By Dominic J Bartolone
Contributing Editor, Fraud Friday

Fraud Friday – Credit Union VP Pleads Guilty to Fraud

A former credit union vice president from Vancleave, Mississippi, pled guilty to theft from a credit union in U.S. District Court in Gulfport.

Merideth Christina McMillan, 46, was accused of stealing more than $350,000 from the Moss Point branch of Singing River Federal Credit Union where she worked as a vice president of member services. The scheme was uncovered during a routine financial audit in August 2018 after suspicious transactions were discovered.

According to prosecutors, the fraud began in October 2017, as “Christi,” which is the name McMillan went by, worked in a function at the bank that gave her access to customer information.

The indictment states that McMillan “willfully misapplied, embezzled, abstracted, and purloined the sum of more than $350,000 of money, funds, and credits.”

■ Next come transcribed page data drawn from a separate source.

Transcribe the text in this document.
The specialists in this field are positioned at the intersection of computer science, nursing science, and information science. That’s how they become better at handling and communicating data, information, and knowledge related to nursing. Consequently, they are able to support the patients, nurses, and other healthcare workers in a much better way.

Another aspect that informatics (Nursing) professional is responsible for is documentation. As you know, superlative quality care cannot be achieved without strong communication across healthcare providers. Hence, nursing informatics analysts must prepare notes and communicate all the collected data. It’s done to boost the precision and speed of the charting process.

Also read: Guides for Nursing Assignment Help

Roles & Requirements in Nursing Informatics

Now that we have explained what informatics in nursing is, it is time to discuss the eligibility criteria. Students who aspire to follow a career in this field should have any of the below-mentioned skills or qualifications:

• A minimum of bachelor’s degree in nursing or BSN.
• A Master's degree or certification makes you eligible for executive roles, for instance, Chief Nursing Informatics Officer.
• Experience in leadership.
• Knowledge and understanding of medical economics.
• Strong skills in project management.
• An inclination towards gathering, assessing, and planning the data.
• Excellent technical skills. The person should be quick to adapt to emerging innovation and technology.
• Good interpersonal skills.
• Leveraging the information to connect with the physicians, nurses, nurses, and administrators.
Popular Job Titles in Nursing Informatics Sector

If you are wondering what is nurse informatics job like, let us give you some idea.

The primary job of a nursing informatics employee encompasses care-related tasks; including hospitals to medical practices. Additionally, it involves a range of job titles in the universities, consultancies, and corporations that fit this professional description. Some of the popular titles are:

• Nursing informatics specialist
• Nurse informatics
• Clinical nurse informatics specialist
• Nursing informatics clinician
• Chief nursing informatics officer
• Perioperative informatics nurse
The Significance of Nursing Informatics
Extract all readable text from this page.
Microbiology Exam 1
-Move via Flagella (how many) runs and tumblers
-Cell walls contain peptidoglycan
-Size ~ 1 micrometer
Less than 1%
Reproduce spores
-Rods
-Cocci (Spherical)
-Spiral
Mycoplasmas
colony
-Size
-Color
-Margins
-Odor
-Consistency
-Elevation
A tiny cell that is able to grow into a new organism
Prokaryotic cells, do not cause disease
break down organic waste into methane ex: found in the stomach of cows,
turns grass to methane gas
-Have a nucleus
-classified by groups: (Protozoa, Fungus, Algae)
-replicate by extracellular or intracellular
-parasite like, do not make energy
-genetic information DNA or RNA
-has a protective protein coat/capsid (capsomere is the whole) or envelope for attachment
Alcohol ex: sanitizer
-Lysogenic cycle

Federal prosecutors say that McMillan carried out the fraud by going into the bank’s computer system and releasing collateral that was held as a security interest against loans made by the bank. Once the collateral was released, she used it to borrower money for herself under other customers’ names.

Investigators found that in 2017, McMillan accessed a customer’s information, without her consent, to take out several unsecured loans. The loans ranged from between $5,000 and $60,000. McMillan also used a friend’s name and the customer’s money market account information to take out a loan for $47,500.

During trial, the credit union noted that the money was insured, allowing it to recover all of the stolen funds, and made it clear that no credit union members lost money from McMillan’s fraud. According to records, the credit union has more than 27,000 members, with over $207 million in assets on deposit.

In court, McMillan admitted that she used her position at the bank to embezzle more than $350,000. Prosecutors say that over a period of one year, she used multiple names of bank customers to take out fraudulent loans.

She was terminated from her position at the bank in September 2018, after an internal bank audit uncovered evidence of her illegal activity.
McMillan will be sentenced on June 24 by U.S. District Court Judge Sul Ozerden and faces a maximum of 30 years in prison and $1,000,000 fine.